For those of you who have been following me awhile, you'll remember when I posted a few months about about how deciding to stay in a marriage to work things out was the hard decision. And conversely, that deciding to leave was easy. An easy out, per se.
Allow me to apologize for that post.
Neither decision is easy. Neither one is the easy out. And no matter which one you choose, you will always have questions and doubts about whether you are making (or have made) the right decision.
There is no right or wrong answer when it comes to marriage and who should stay in one or who should leave. Or at least, there isn't one that anyone else can make for you. You, as the person who is making the decision, are the ONLY one who can make it.
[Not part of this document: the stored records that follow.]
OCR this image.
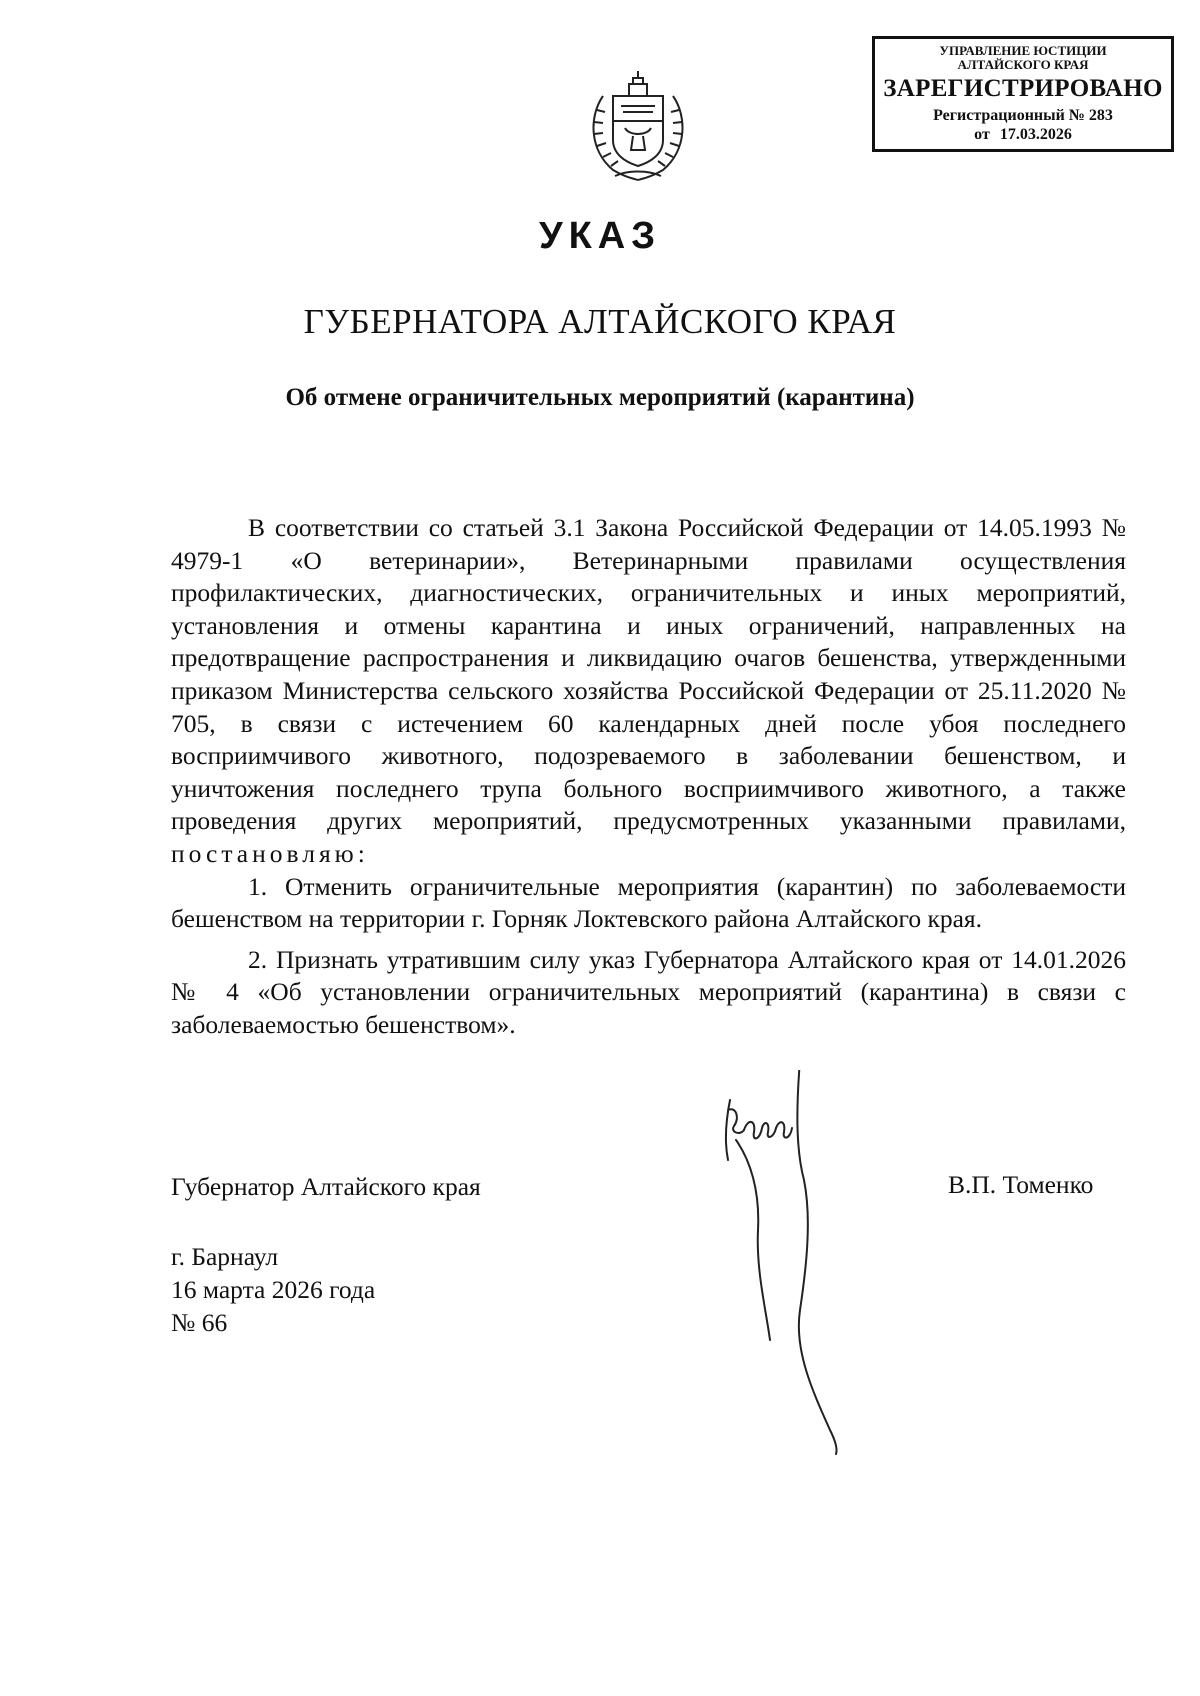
УПРАВЛЕНИЕ ЮСТИЦИИ
АЛТАЙСКОГО КРАЯ
ЗАРЕГИСТРИРОВАНО
Регистрационный № 283
от 17.03.2026
УКАЗ
ГУБЕРНАТОРА АЛТАЙСКОГО КРАЯ
Об отмене ограничительных мероприятий (карантина)

В соответствии со статьей 3.1 Закона Российской Федерации от 14.05.1993 № 4979-1 «О ветеринарии», Ветеринарными правилами осуществления профилактических, диагностических, ограничительных и иных мероприятий, установления и отмены карантина и иных ограничений, направленных на предотвращение распространения и ликвидацию очагов бешенства, утвержденными приказом Министерства сельского хозяйства Российской Федерации от 25.11.2020 № 705, в связи с истечением 60 календарных дней после убоя последнего восприимчивого животного, подозреваемого в заболевании бешенством, и уничтожения последнего трупа больного восприимчивого животного, а также проведения других мероприятий, предусмотренных указанными правилами, постановляю:

1. Отменить ограничительные мероприятия (карантин) по заболеваемости бешенством на территории г. Горняк Локтевского района Алтайского края.

2. Признать утратившим силу указ Губернатора Алтайского края от 14.01.2026 № 4 «Об установлении ограничительных мероприятий (карантина) в связи с заболеваемостью бешенством».

Губернатор Алтайского края	В.П. Томенко
г. Барнаул
16 марта 2026 года
№ 66
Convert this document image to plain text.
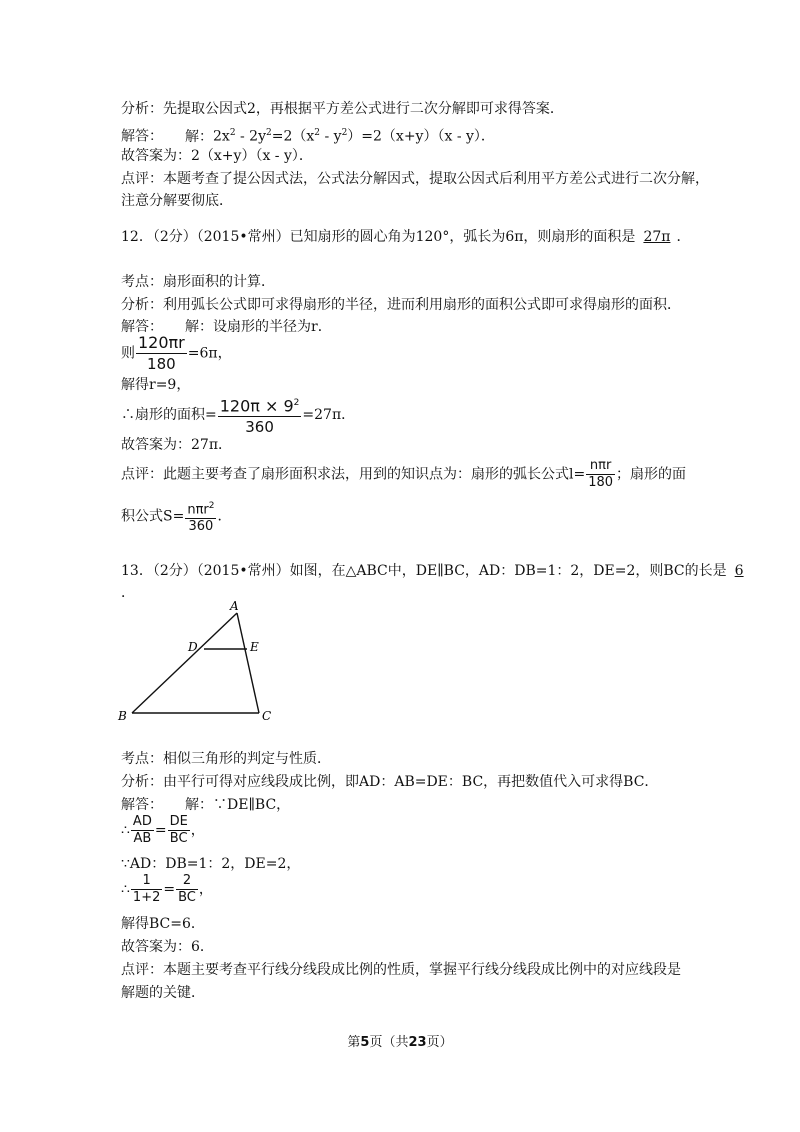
分析：先提取公因式2，再根据平方差公式进行二次分解即可求得答案．
解答： 解：$2x^2 - 2y^2=2(x^2 - y^2)=2(x+y)(x - y)$．
故答案为：2（x+y）（x - y）．
点评：本题考查了提公因式法，公式法分解因式，提取公因式后利用平方差公式进行二次分解，
注意分解要彻底．
12．（2分）（2015•常州）已知扇形的圆心角为120°，弧长为6π，则扇形的面积是 27π ．
考点：扇形面积的计算．
分析：利用弧长公式即可求得扇形的半径，进而利用扇形的面积公式即可求得扇形的面积．
解答： 解：设扇形的半径为r．
则 $\frac{120\pi r}{180} =6\pi$，
解得r=9，
∴扇形的面积= $\frac{120\pi \times 9^2}{360} =27\pi$．
故答案为：27π．
点评：此题主要考查了扇形面积求法，用到的知识点为：扇形的弧长公式$l= \frac{\text{nπr}}{180}$ ；扇形的面
积公式$S= \frac{n\pi r^2}{360}$ ．
13．（2分）（2015•常州）如图，在△ABC中，DE∥BC，AD：DB=1：2，DE=2，则BC的长是 6
．
A
D	E
B	C
考点：相似三角形的判定与性质．
分析：由平行可得对应线段成比例，即AD：AB=DE：BC，再把数值代入可求得BC．
解答： 解：∵DE∥BC，
∴ $\frac{AD}{AB} = \frac{DE}{BC}$ ，
∵AD：DB=1：2，DE=2，
∴ $\frac{1}{1+2} = \frac{2}{BC}$ ，
解得BC=6．
故答案为：6．
点评：本题主要考查平行线分线段成比例的性质，掌握平行线分线段成比例中的对应线段是
解题的关键．
第5页（共23页）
I wish there was some magical advice for people having troubles in their marriages. Some people turn to counseling, some people turn to God, while other people turn to much uglier alternatives (cheating, drugs, alcohol, etc.).
But again, there is no right or wrong answer when it comes to matters of the heart.
For me, I had a lot of doubts. A lot of questions. Things I wish could have been resolved with a snap of a finger (don't we all??).
Unfortunately, it doesn't work that way.
I had to do a lot of praying and analyzing. However, I also did a lot of worrying and had sleepless nights and I questioned myself, as well as other people, about what I "should" do.
There came a point where I just had to let it go. No amount of worrying and questioning and driving myself crazy was going to give me an answer. I had to let it go and give it to God. I asked people for prayers and I prayed daily, sometimes multiple times a day, about providing me the guidance for my future.
And miraculously, without killing myself to figure it out, I had my answer. I had my aha moment, where I knew what I wanted to do and was finally at peace with the decision I was making.
Here's the thing...nobody could tell me what I should do or what the right answer was. Nobody was living in my shoes or my situation or knew what I felt or knew or needed.
Believe me, everyone will have their opinions and will give you their two (or three) cents about what you "should" do or what they would do in your situation. But I can promise that NOBODY knows what they would do in any situation until they are put into it.
So if you're going through a difficult time in your relationship and struggling to make a decision, especially one as hard as divorcing or staying, give yourself grace. Allow yourself to feel what you're feeling. And shut out everyone else's opinions. Because in the end, the only person who's opinion matters is your own.
I hope you all have a beautiful week. And know that I am praying for all of you...please message me if there is anything specific I can pray for you. Also know that I am here if you have any questions or concerns. Everyone has their struggles. And I want you to know that you are not alone.